3.2 Analytical performance
In the analytical performance analysis, we evaluated the ML-powered c-LFA using spiked tap water and a standard solution (Fig. 2E–G) to demonstrate its efficacy in real-world scenarios. All data represent the mean ± standard deviation of triplicate measurements at least.
By comparing the standard curves of our c-LFA in the standard solution and spiked tap water, we established a robust correlation for SEB concentration in the standard solution (Fig. 2E). With increasing concentration of spiked tap water, we observed a noticeable reduction in the color intensity within the test spot. This decrease in intensity can be attributed to the significant interfering effect of tap water (Table S2†), along with the antigen-blocking effect within the detection area.
In the standard curve of our strip, conducted in both standard solution and spiked tap water, we validated a strong correlation between ricin concentration levels in these respective solutions (Fig. 2F). Importantly, this comparison revealed no concerns regarding blocking or tap water interference within the detection area. In the standard curve of our strip constructed in both standard solution and spiked tap water, we established a robust correlation between BoNT-A concentration levels in these distinct solutions (Fig. 2G).
These findings highlight the potential applicability of our toxin measurement system in resource-constrained areas and regions affected by conflict.
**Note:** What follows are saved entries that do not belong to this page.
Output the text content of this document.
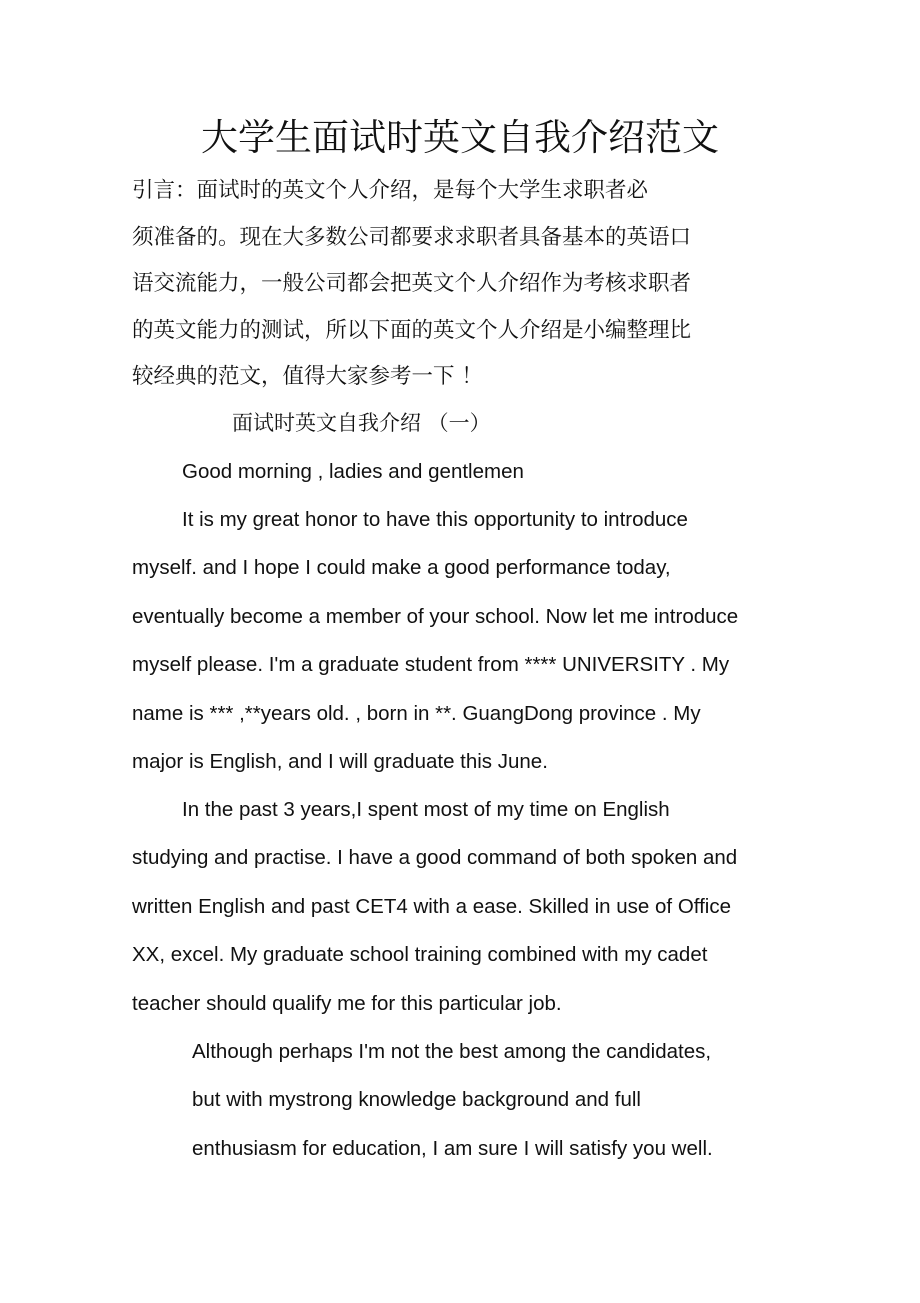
大学生面试时英文自我介绍范文
引言：面试时的英文个人介绍，是每个大学生求职者必
须准备的。现在大多数公司都要求求职者具备基本的英语口
语交流能力，一般公司都会把英文个人介绍作为考核求职者
的英文能力的测试，所以下面的英文个人介绍是小编整理比
较经典的范文，值得大家参考一下 ！
面试时英文自我介绍 （一）

Good morning , ladies and gentlemen

It is my great honor to have this opportunity to introduce
myself. and I hope I could make a good performance today,
eventually become a member of your school. Now let me introduce
myself please. I'm a graduate student from **** UNIVERSITY . My
name is *** ,**years old. , born in **. GuangDong province . My
major is English, and I will graduate this June.
In the past 3 years,I spent most of my time on English
studying and practise. I have a good command of both spoken and
written English and past CET4 with a ease. Skilled in use of Office
XX, excel. My graduate school training combined with my cadet
teacher should qualify me for this particular job.
Although perhaps I'm not the best among the candidates,
but with mystrong knowledge background and full
enthusiasm for education, I am sure I will satisfy you well.
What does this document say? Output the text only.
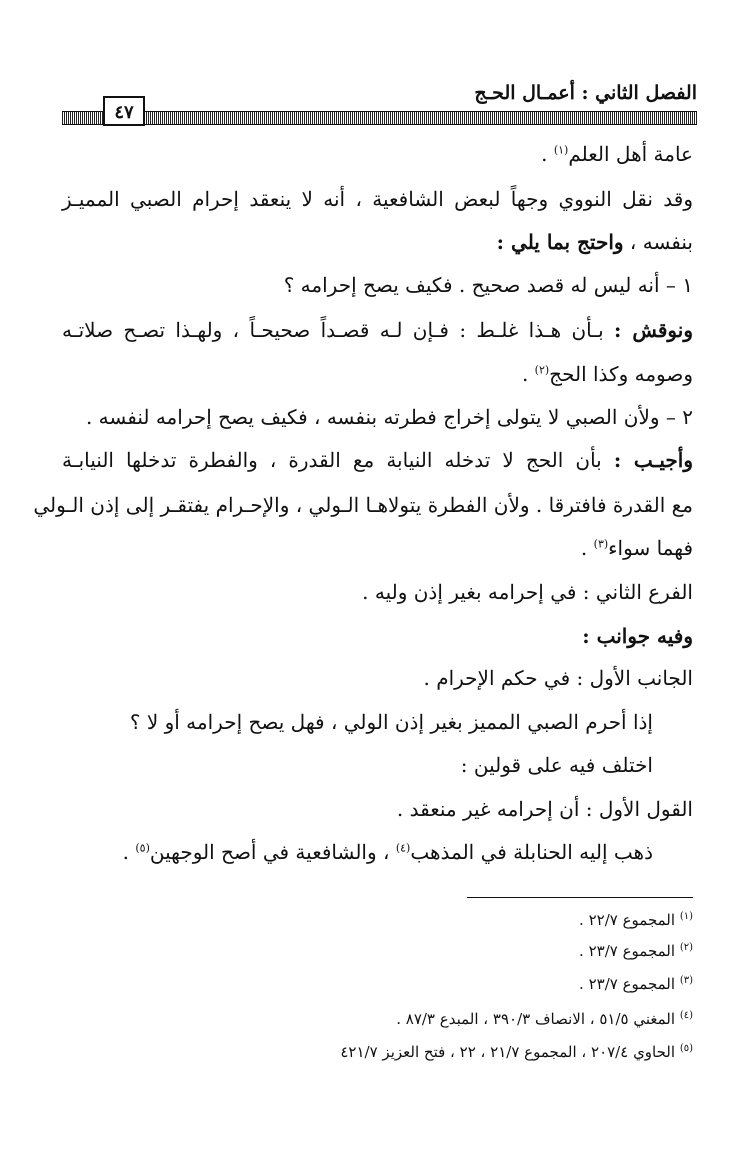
الفصل الثاني : أعمـال الحـج
٤٧
عامة أهل العلم$^{(١)}$ .
وقد نقل النووي وجهاً لبعض الشافعية ، أنه لا ينعقد إحرام الصبي المميـز
بنفسه ، واحتج بما يلي :
١ – أنه ليس له قصد صحيح . فكيف يصح إحرامه ؟
ونوقش : بـأن هـذا غلـط : فـإن لـه قصـداً صحيحـاً ، ولهـذا تصـح صلاتـه
وصومه وكذا الحج$^{(٢)}$ .
٢ – ولأن الصبي لا يتولى إخراج فطرته بنفسه ، فكيف يصح إحرامه لنفسه .
وأجيـب : بأن الحج لا تدخله النيابة مع القدرة ، والفطرة تدخلها النيابـة
مع القدرة فافترقا . ولأن الفطرة يتولاهـا الـولي ، والإحـرام يفتقـر إلى إذن الـولي
فهما سواء$^{(٣)}$ .
الفرع الثاني : في إحرامه بغير إذن وليه .
وفيه جوانب :
الجانب الأول : في حكم الإحرام .
إذا أحرم الصبي المميز بغير إذن الولي ، فهل يصح إحرامه أو لا ؟
اختلف فيه على قولين :
القول الأول : أن إحرامه غير منعقد .
ذهب إليه الحنابلة في المذهب$^{(٤)}$ ، والشافعية في أصح الوجهين$^{(٥)}$ .
$^{(١)}$ المجموع ٢٢/٧ .
$^{(٢)}$ المجموع ٢٣/٧ .
$^{(٣)}$ المجموع ٢٣/٧ .
$^{(٤)}$ المغني ٥١/٥ ، الانصاف ٣٩٠/٣ ، المبدع ٨٧/٣ .
$^{(٥)}$ الحاوي ٢٠٧/٤ ، المجموع ٢١/٧ ، ٢٢ ، فتح العزيز ٤٢١/٧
The attributes of our toxin strip, including its power-free operation, portability, and user-friendly testing procedures, offer substantial advantages in the field (Table 1).
Table 1 Recovery of three toxins at different concentrations in tap water
Target |
Spiked concentration (ng mL−1) |
Recovery (%) |
RSD (%) |
SEB |
10.0 |
91.1 |
0.8 |
25.0 |
107.9 |
18.3 |
50.0 |
94.9 |
4.9 |
100.0 |
104.2 |
4.9 |
Ricin |
10.0 |
N/A |
N/A |
25.0 |
112.0 |
24.0 |
50.0 |
84.5 |
11.1 |
100.0 |
104.2 |
8.5 |
200.0 |
99.7 |
6.2 |
BoNT-A |
10.0 |
142.3 |
18.2 |
25.0 |
111.2 |
11.3 |
50.0 |
91.6 |
7.1 |
100.0 |
100.5 |
3.1 |
200.0 |
100.1 |
1.6 |
3.3 Correlation coefficient and regression analysis of multiple concentration classes
To increase classification accuracy, correlation analysis between multiple concentration classes was essential to identify and extract features effective for learning. The analysis of correlation coefficients for the concentrations of all toxin classes using the TOCBoost algorithm is shown in Fig. 3. The correlation coefficient pattern represented the relationship between the standard and non-standard concentrations of the three toxins and the intensity of c-LFA, calculated using eqn (5). Each concentration's correlation coefficient ranged between −1 and 1; the closer to 1, the simpler the correlation, and the closer to −1, the more complex it was.35 Higher values were highlighted in blue, and lower values in red (Fig. 3). The analysis showed that extractable features increased when classifying three toxins simultaneously rather than a single toxin. Moreover, the 14-class correlation coefficient from SEB-0 ng mL−1 to Ricin-50 ng mL−1 was −0.1, and including all 24 classes resulted in a correlation coefficient of −0.9, indicating the highest number of potential features. This approach successfully extracted features that improved classification accuracy, including all classes with concentrations not matching the standard curve values. The RMSE values of each concentration-specific regression of the three classes of toxins on the intensity of the c-LFA were calculated using eqn (4). Analyzing the correlation of the TOCBoost algorithm, RMSE tended to increase as the concentration value for each toxin type increased. Specifically, SEB-100 ng mL−1 exhibited the highest error with an RMSE of 0.5. These results indicated that SEB-100 ng mL−1 contained the most data with overlapping intensity values. The analyzed RMSE showed a sequential increase within the interval 0.11 and 0.5 in the sub-concentration range of 0 to 100 ng mL−1 for each toxin type. Despite this, the maximum RMSE among all classes remained below 0.5, demonstrating high accuracy and precision. Thus, successful classification was achieved at the evaluation interval with an RRMSE of less than 10% for all concentrations of each toxin class (see Table 2).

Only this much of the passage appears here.